Here's a statistic for you. Right now, there are twenty hedge fund managers who made more money last year with their combined salary than all of the kindergarten teachers from coast to coast made in that same time multiplied by two. I bet the Hedge Fund managers (who made money with other people's money) applaud themselves as super smart and better than the riff raff that is tasked to teach and look after their rug rats. Is there irony in this? Let's take a look at a more ordinary example. There is a person that I know right now who went through mental torment to leave a lucrative job with respect and responsibilities for a $3.00 an hour raise. He did this because he was bothered by the fact that someone he was expected to supervise would make more money than him. Interesting eh? It's like there was some kind of self worth attached to the almighty dollar.
I can't begin to understand the psychology behind inequality. I only know that the perception of resource scarcity brings out traits that will always have us acting as individuals and never coming together as a species. There is no reason why anyone in this country should have to go without anything. We have enough as a combined nation that were all the odds to be evened, no one would have to work long hours, go without medical care, and not have a great place to live. Someone might ask, "How, Mike, are we going to pay for that?" Well my answer is, "Why pay? Why not do it because it's the right thing to do? If all your needs are met and you have someone that loves you and you are cared for and loved and happy...why does a salary even matter?" It's a nice idea, but we all know that this will/can never happen. People are too busy being jealous of, hating on, and looking down upon other people.
As far as I can see, there's no reason that bullying should even exist. But the fact that it does exist (and will always exist) is a testament that there is a biological need that scientists haven't figured out yet that makes people unsatisfied unless they have more of something than another person. This "more" as I said before can be anything: time, physical prowess, money, love, attention, intelligence, respect, and on and on and on.
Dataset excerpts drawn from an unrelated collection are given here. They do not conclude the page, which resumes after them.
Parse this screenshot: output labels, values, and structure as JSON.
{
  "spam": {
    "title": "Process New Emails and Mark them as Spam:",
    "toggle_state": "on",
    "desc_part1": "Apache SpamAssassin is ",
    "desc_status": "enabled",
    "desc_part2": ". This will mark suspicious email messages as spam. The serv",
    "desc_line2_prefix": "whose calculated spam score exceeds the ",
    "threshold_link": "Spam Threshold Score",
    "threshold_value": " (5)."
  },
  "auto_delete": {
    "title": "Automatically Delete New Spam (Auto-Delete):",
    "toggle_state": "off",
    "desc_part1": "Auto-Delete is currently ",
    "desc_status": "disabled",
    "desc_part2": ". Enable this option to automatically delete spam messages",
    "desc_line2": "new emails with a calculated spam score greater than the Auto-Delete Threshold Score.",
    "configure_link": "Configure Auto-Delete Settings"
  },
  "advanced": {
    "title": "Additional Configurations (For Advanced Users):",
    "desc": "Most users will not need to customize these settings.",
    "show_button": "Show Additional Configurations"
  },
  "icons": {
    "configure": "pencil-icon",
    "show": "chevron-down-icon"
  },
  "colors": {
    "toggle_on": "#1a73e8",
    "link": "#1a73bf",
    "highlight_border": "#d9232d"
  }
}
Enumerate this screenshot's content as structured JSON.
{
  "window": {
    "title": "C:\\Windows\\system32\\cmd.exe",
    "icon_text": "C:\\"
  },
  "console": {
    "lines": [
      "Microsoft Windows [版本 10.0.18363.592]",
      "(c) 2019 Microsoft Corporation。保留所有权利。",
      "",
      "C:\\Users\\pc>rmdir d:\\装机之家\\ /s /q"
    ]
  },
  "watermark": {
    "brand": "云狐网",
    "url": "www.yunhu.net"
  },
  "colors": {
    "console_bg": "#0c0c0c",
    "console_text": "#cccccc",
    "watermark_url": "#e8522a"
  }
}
As much as I'd like to get on board with what Christopher Nolan is "preaching" in this trailer for his truly awesome-looking sci-fi epic, Interstellar, I think I'll walk away from it shaking my head and saying, "there's no way humanity could come together like he thinks it can." Humanity from my perspective seems uniquely hypocritical. We actually revel in inequality of all kinds (oftentimes embracing the emotion of schadenfreude) while publicly condemning it. The result? Nothing happens and nothing ever changes. I think a society is only functional as long as there is misery. Without misery, pleasure is meaningless, and a life without pleasure is a life not worth living.